Plaintiff's daughters recall part in desegregation case

1/13/2004
BY CLYDE HUGHES
BLADE STAFF WRITER

ANN ARBOR - A half century ago, Linda Brown Thompson and Cheryl Brown Henderson were on the cusp of history.

Now they hope the 50th anniversary of the landmark U.S. Supreme Court decision striking down the doctrine of “separate but equal” will cause people to take a hard look at the ruling and see what it has accomplished and what remains to be done.

“I think for nearly five decades, people have reacted to Brown vs. Board of Education and not necessarily tried to look for a solution,” said Ms. Brown Henderson, chairman of the Brown Foundation. “Education is the foundation of this nation. There hasn't been anything done by accident. There has to be a motivation or people wouldn't [segregate]. We need to examine and talk about that so we can move on.”

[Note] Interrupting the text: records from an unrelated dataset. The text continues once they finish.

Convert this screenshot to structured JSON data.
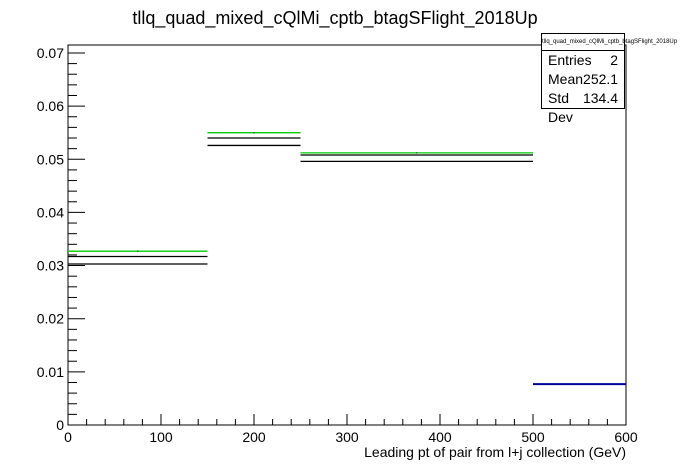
{
  "chart_data": {
    "type": "histogram",
    "title": "tllq_quad_mixed_cQlMi_cptb_btagSFlight_2018Up",
    "xlabel": "Leading pt of pair from l+j collection (GeV)",
    "ylabel": "",
    "xlim": [
      0,
      600
    ],
    "ylim": [
      0,
      0.0715
    ],
    "x_ticks": [
      0,
      100,
      200,
      300,
      400,
      500,
      600
    ],
    "y_ticks": [
      0,
      0.01,
      0.02,
      0.03,
      0.04,
      0.05,
      0.06,
      0.07
    ],
    "x_tick_labels": [
      "0",
      "100",
      "200",
      "300",
      "400",
      "500",
      "600"
    ],
    "y_tick_labels": [
      "0",
      "0.01",
      "0.02",
      "0.03",
      "0.04",
      "0.05",
      "0.06",
      "0.07"
    ],
    "bins": [
      {
        "x_low": 0,
        "x_high": 150,
        "nominal": 0.031,
        "up": 0.0327,
        "band": [
          0.0303,
          0.0317
        ]
      },
      {
        "x_low": 150,
        "x_high": 250,
        "nominal": 0.0534,
        "up": 0.055,
        "band": [
          0.0526,
          0.054
        ]
      },
      {
        "x_low": 250,
        "x_high": 500,
        "nominal": 0.0502,
        "up": 0.0512,
        "band": [
          0.0496,
          0.0508
        ]
      },
      {
        "x_low": 500,
        "x_high": 600,
        "nominal": 0.0077,
        "up": 0.0077,
        "band": [
          0.0077,
          0.0077
        ]
      }
    ],
    "series_colors": {
      "nominal": "#000000",
      "up": "#00cc00",
      "last_bin": "#000099"
    },
    "grid": false
  },
  "stats_box": {
    "title": "tllq_quad_mixed_cQlMi_cptb_btagSFlight_2018Up",
    "entries_label": "Entries",
    "entries_value": "2",
    "mean_label": "Mean",
    "mean_value": "252.1",
    "std_label": "Std Dev",
    "std_value": "134.4"
  }
}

The two women spoke last night to about 1,000 students, professors, and residents in crowded Rackham Auditorium on the University of Michigan campus as part of the university's Martin Luther King, Jr., symposium.

The sisters said their father, the Rev. Oliver Brown, had no idea of the legacy the decision would leave or the controversy it would create even today.

“We were living in the calm of the hurricane's eye, wondering if it would ever end,” said Linda Brown Thompson. “When our father stepped off the stand [after his court testimony], he didn't know he was stepping into history.”

Both sisters said they remembered laughter, joy, and celebration at their home at the time of the decision. But they realized in the days and years to come how slowly it would take for change really to come.

Ms. Brown Henderson said the case affected the United States on several levels. Along with overturning the separate but equal doctrine, it forced the country to look at how it was viewed internationally.

“It was the time of the Cold War, and the Soviet Union questioned how the United States could call itself the moral voice of the world while having its own human rights abuses,” Ms. Brown Henderson said. “This country needed a Brown vs. Board of Education.”

The sisters said they were pleased with the number of students across the country who supported the University of Michigan's affirmative action case.

The Supreme Court affirmed a portion of the university's admissions policy, allowing it to continue using race as a factor in admissions.

“Our father was in his early 30s and our mother in her late 20s when Brown vs. Board of Education started,” Ms. Brown Henderson said. “Dr. [Martin Luther] King was just 26 when he entered Ebenezer Baptist Church. They were not much older than all of you in the audience. History is filled with ordinary people making a difference.”